Antennes-relais : tout près, c’est mieux?
Le Parlement Européen préconise une distance minimum entre les établissements scolaires et les antennes de téléphonie mobile… pile au moment où une étude affirme qu’il vaut mieux être sous une telle antenne qu’à 300 mètres de distance (1.000 hors zone urbaine)!
Tiens, d’ailleurs, y a-t-il une antenne près de chez vous, de votre école, de vos équipements sportifs? Pour le vérifier, c’est simple : cliquez ici.
Alors que le Parlement Européen entend préconiser désormais une distance minimum entre les antennes qui émettent des champs électromagnétiques et les écoles ou établissements de santé (rapport d’initiative adopté le 2 avril) , une étude française vient de signifier qu’il vaut mieux vaut être situé sous une antenne de téléphonie mobile… qu’à côté.
L’ “effet-phare” d’un rayon oblique
Selon cette étude, l’exposition aux ondes est maximale à environ 280 mètres d’une antenne-relais de téléphonie mobile en zone urbaine, et à 1.000 m en zone péri-urbaine. C’est “l’effet-phare“, explique son maître d’oeuvre : le rayon d’émission est oblique par rapport au sol, selon un angle défini (les antennes étant plus basses en milieu urbain, cela explique l’exposition maximale à 300 m plutôt que 1.000 m).
L’étude réalisée par le CNRS et l’université de Besançon dans le Doubs, entre décembre 2005 et septembre 2006, est publiée par la revue britannique Occupational and Environmental Medicine. Elle est disponible (en anglais) ici ; elle ne juge pas du caractère nocif ou non de l’exposition aux ondes, mais montre que celle-ci varie beaucoup même à une distance identique du lieu d’émission… tout en restant sous le seuil de 1,5 volt/mètre (les opposants demandent, eux, 0,6 V/m).

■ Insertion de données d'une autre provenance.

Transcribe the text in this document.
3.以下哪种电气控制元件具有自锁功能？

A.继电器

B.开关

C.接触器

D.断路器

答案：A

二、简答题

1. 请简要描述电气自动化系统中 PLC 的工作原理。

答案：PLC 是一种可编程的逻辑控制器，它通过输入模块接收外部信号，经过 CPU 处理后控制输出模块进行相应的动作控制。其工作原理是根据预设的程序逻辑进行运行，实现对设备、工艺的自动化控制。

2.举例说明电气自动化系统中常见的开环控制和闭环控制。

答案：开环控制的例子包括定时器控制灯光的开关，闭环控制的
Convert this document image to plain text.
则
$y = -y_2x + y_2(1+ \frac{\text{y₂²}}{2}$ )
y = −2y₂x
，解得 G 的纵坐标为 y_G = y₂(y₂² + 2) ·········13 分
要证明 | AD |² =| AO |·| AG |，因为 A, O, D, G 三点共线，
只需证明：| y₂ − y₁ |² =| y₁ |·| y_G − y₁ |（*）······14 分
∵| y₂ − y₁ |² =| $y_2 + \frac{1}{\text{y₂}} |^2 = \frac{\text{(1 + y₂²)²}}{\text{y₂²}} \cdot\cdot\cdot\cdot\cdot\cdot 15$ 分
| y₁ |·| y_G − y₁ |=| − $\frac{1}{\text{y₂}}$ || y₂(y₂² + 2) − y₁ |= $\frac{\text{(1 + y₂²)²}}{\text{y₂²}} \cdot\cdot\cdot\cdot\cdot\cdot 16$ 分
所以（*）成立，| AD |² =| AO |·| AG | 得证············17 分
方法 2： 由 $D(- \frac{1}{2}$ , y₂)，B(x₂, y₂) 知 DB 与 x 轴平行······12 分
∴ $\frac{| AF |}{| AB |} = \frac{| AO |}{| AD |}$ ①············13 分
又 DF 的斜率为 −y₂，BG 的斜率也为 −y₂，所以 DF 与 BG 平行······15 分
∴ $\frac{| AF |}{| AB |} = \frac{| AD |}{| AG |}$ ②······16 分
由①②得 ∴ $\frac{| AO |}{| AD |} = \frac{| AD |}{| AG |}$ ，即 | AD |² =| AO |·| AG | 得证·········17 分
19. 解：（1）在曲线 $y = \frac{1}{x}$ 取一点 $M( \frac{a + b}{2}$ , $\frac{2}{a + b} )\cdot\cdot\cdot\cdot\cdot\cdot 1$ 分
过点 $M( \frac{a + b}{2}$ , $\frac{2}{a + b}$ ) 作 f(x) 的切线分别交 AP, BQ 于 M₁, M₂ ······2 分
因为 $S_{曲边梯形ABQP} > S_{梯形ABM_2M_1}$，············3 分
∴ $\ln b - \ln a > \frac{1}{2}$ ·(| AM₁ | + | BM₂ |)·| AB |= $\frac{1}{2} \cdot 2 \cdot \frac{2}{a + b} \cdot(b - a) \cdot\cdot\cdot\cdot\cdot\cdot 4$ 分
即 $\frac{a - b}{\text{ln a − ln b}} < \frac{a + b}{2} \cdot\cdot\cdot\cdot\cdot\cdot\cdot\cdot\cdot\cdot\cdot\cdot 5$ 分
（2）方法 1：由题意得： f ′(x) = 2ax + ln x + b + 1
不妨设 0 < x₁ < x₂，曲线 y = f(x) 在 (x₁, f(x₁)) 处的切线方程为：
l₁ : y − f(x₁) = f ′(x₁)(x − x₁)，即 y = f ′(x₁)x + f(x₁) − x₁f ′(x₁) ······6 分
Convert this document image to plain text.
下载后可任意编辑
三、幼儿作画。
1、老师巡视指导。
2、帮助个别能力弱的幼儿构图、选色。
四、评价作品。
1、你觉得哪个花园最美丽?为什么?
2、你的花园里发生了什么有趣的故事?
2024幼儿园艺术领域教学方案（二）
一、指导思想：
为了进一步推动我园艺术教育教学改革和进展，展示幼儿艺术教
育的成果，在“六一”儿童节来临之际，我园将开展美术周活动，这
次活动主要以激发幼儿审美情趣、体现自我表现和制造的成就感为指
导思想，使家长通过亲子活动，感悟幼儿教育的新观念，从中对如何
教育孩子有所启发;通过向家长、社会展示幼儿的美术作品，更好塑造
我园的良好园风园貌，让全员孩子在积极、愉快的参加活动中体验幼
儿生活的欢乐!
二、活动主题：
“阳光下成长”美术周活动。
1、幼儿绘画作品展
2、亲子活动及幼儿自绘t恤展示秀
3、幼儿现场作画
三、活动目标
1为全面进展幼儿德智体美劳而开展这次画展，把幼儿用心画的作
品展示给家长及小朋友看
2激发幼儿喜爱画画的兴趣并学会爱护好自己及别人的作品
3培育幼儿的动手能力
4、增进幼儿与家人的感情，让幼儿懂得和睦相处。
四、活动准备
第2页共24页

Un impact sur le Grenelle des antennes?
Pour le contexte, France Info rappelle que deux jugements ont condamné récemment des opérateurs de téléphonie mobile à démonter leurs antennes en raison de l’incertitude sur leur impact sanitaire, et qu’un “Grenelle des antennes“ est prévu le 23 avril prochain pour “faire le point sur les connaissances scientifiques ainsi que sur les réglementations en vigueur“.
On peut ajouter que le 3 mars dernier, l’Académie de Médecine rappelait que “les antennes de téléphonie mobile entraînent une exposition aux champs électromagnétiques 100 à 100.000 fois plus faible que les téléphones portables : être exposé pendant 24 heures à une antenne à 1 volt par mètre donne la même exposition de la tête que de téléphoner avec un portable pendant 30 secondes” … et qu’on “ne connaît aucun mécanisme par lequel les champs électromagnétiques dans cette gamme d’énergie et de fréquence pourraient avoir un effet négatif sur la santé“.
D.B.
Et la FM?
Point intéressant : le traitement par la presse française ne rend pas compte du point soulevé par l’agence The Canadian Press, ici en français : l’exposition aux radio-fréquences des antennes FM en ville serait quatre fois plus fréquente que celle aux antennes de téléphonie mobile (GSM). L’étude réalisée dans le Doubs a vu les signaux FM dépasser le seuil de détection de 0,05 volt/mètre dans 12,3% des enregistrements, contre 3,1% pour les signaux GSM. La valeur maximale relevée était d’ailleurs un signal FM (1,47 V/m).
* * *

… Et si vous visitiez le BLOOB ?
- des articles de fond avec vidéo
- des sujets magazine
- des actus quotidiennes
- et… la revue de presse!







6 avril, 2009 à 7 h 54 min
cette etude ne vaut strictement rien concernant les habitants proche des antnnes relais il n’y a qu’a lire le niveau maxi relevé de 1.5V/m et les maximum sreleves sur cartoradio a proximité des antennes qui depassent largement cette valeur.
en aucun cas une personne habitant dans le lobe principal d’une antnne a 30 metre n’est expose a une statistique c’est une honte ce genre de conclusions
9 avril, 2009 à 12 h 25 min
Le truc de l’Académie de Médecine semble oublier royalement que des organismes officiels d’autres pays disent exactement l’inverse.
L’exemple étant le très officiel Conseil Supérieur de la Santé de Belgique qui a été à la base de la réduction des normes d’émission dans le le pays.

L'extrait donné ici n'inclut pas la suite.